The study, which was conducted through the DFCI rare GU tumor protocol, initially reported a 39% objective response rate (ORR) among 19 patients with bladder cancer with variant histologies who received nivolumab plus ipilimumab. In the expansion cohort, the ORR among the total population of patients with bladder cancer with variant histologies who received the combination (n = 49) was 37% (80% CI, 27%-47%). Moreover, the median duration of response was not yet reached, and 9 patients experienced a response lasting longer than 12 months at the data cutoff date. The median progression-free survival was 6.2 months (95% CI, 2.7-9.2), and the 12-month overall survival rate was 58% (95% CI, 42%-71%).
Building on these initial results, the researchers expanded the study to include patients with small cell carcinoma across the urinary tract or prostate, McGregor says. In this cohort, an approximate 50% ORR was observed, according to McGregor. Responses were either durable or followed by progression, with few instances of stable disease, he reports. The success in this initial expansion cohort led to further enrollment, resulting in a total of over 50 patients with divergent histologies of the urinary tract, McGregor says. The confirmed ORR in this larger cohort was approximately 40%, he says.
Starting with the small cohort of 19 patients with bladder cancers, McGregor and colleagues identified a promising signal for the regimen’s effectiveness.
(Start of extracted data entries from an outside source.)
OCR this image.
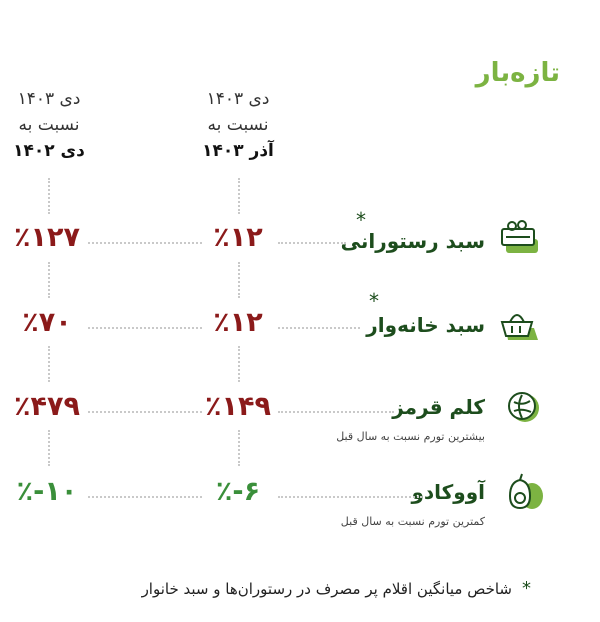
تازه‌بار
دی ۱۴۰۳
نسبت به
آذر ۱۴۰۳
دی ۱۴۰۳
نسبت به
دی ۱۴۰۲
*
سبد رستورانی
٪۱۲
٪۱۲۷
*
سبد خانه‌وار
٪۱۲
٪۷۰
کلم قرمز
بیشترین تورم نسبت به سال قبل
٪۱۴۹
٪۴۷۹
آووکادو
کمترین تورم نسبت به سال قبل
٪-۶
٪-۱۰
*
شاخص میانگین اقلام پر مصرف در رستوران‌ها و سبد خانوار
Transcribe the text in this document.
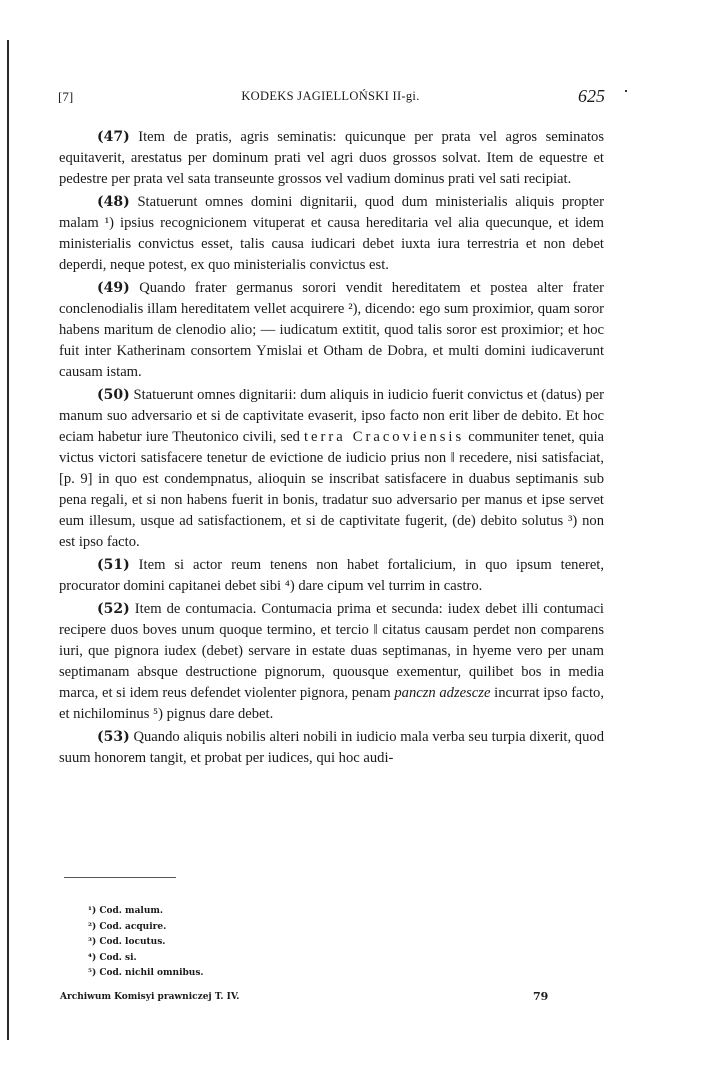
[7]	KODEKS JAGIELLOŃSKI II-gi.	625

(47) Item de pratis, agris seminatis: quicunque per prata vel agros seminatos equitaverit, arestatus per dominum prati vel agri duos grossos solvat. Item de equestre et pedestre per prata vel sata transeunte grossos vel vadium dominus prati vel sati recipiat.

(48) Statuerunt omnes domini dignitarii, quod dum ministerialis aliquis propter malam ¹) ipsius recognicionem vituperat et causa hereditaria vel alia quecunque, et idem ministerialis convictus esset, talis causa iudicari debet iuxta iura terrestria et non debet deperdi, neque potest, ex quo ministerialis convictus est.

(49) Quando frater germanus sorori vendit hereditatem et postea alter frater conclenodialis illam hereditatem vellet acquirere ²), dicendo: ego sum proximior, quam soror habens maritum de clenodio alio; — iudicatum extitit, quod talis soror est proximior; et hoc fuit inter Katherinam consortem Ymislai et Otham de Dobra, et multi domini iudicaverunt causam istam.

(50) Statuerunt omnes dignitarii: dum aliquis in iudicio fuerit convictus et (datus) per manum suo adversario et si de captivitate evaserit, ipso facto non erit liber de debito. Et hoc eciam habetur iure Theutonico civili, sed terra Cracoviensis communiter tenet, quia victus victori satisfacere tenetur de evictione de iudicio prius non ‖ recedere, nisi satisfaciat, [p. 9] in quo est condempnatus, alioquin se inscribat satisfacere in duabus septimanis sub pena regali, et si non habens fuerit in bonis, tradatur suo adversario per manus et ipse servet eum illesum, usque ad satisfactionem, et si de captivitate fugerit, (de) debito solutus ³) non est ipso facto.

(51) Item si actor reum tenens non habet fortalicium, in quo ipsum teneret, procurator domini capitanei debet sibi ⁴) dare cipum vel turrim in castro.

(52) Item de contumacia. Contumacia prima et secunda: iudex debet illi contumaci recipere duos boves unum quoque termino, et tercio ‖ citatus causam perdet non comparens iuri, que pignora iudex (debet) servare in estate duas septimanas, in hyeme vero per unam septimanam absque destructione pignorum, quousque exementur, quilibet bos in media marca, et si idem reus defendet violenter pignora, penam panczn adzescze incurrat ipso facto, et nichilominus ⁵) pignus dare debet.

(53) Quando aliquis nobilis alteri nobili in iudicio mala verba seu turpia dixerit, quod suum honorem tangit, et probat per iudices, qui hoc audi-

¹) Cod. malum.
²) Cod. acquire.
³) Cod. locutus.
⁴) Cod. si.
⁵) Cod. nichil omnibus.
Archiwum Komisyi prawniczej T. IV.	79
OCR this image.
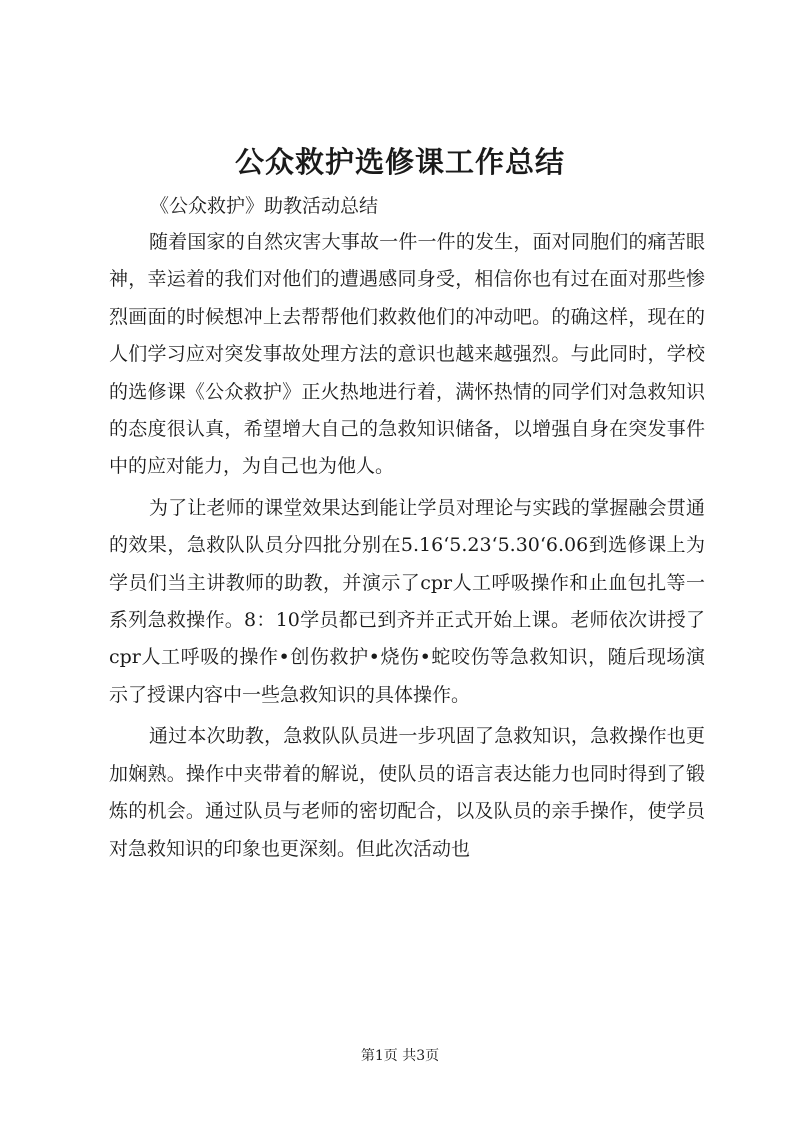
公众救护选修课工作总结

《公众救护》助教活动总结

随着国家的自然灾害大事故一件一件的发生，面对同胞们的痛苦眼神，幸运着的我们对他们的遭遇感同身受，相信你也有过在面对那些惨烈画面的时候想冲上去帮帮他们救救他们的冲动吧。的确这样，现在的人们学习应对突发事故处理方法的意识也越来越强烈。与此同时，学校的选修课《公众救护》正火热地进行着，满怀热情的同学们对急救知识的态度很认真，希望增大自己的急救知识储备，以增强自身在突发事件中的应对能力，为自己也为他人。

为了让老师的课堂效果达到能让学员对理论与实践的掌握融会贯通的效果，急救队队员分四批分别在5.16‘5.23‘5.30‘6.06到选修课上为学员们当主讲教师的助教，并演示了cpr人工呼吸操作和止血包扎等一系列急救操作。8：10学员都已到齐并正式开始上课。老师依次讲授了cpr人工呼吸的操作•创伤救护•烧伤•蛇咬伤等急救知识，随后现场演示了授课内容中一些急救知识的具体操作。

通过本次助教，急救队队员进一步巩固了急救知识，急救操作也更加娴熟。操作中夹带着的解说，使队员的语言表达能力也同时得到了锻炼的机会。通过队员与老师的密切配合，以及队员的亲手操作，使学员对急救知识的印象也更深刻。但此次活动也

第1页 共3页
Accordingly, next steps for this research include conducting biomarker analyses, including PD-L1 expression, to further refine the understanding of response patterns, he explains. The expanded dataset, which includes approximately 50 patients with diverse histologies, represents one of the largest available subsets of patients for trial enrollment in this area, McGregor states. Results from this study are expected to provide valuable insights for guiding future therapy in this patient population, he concludes.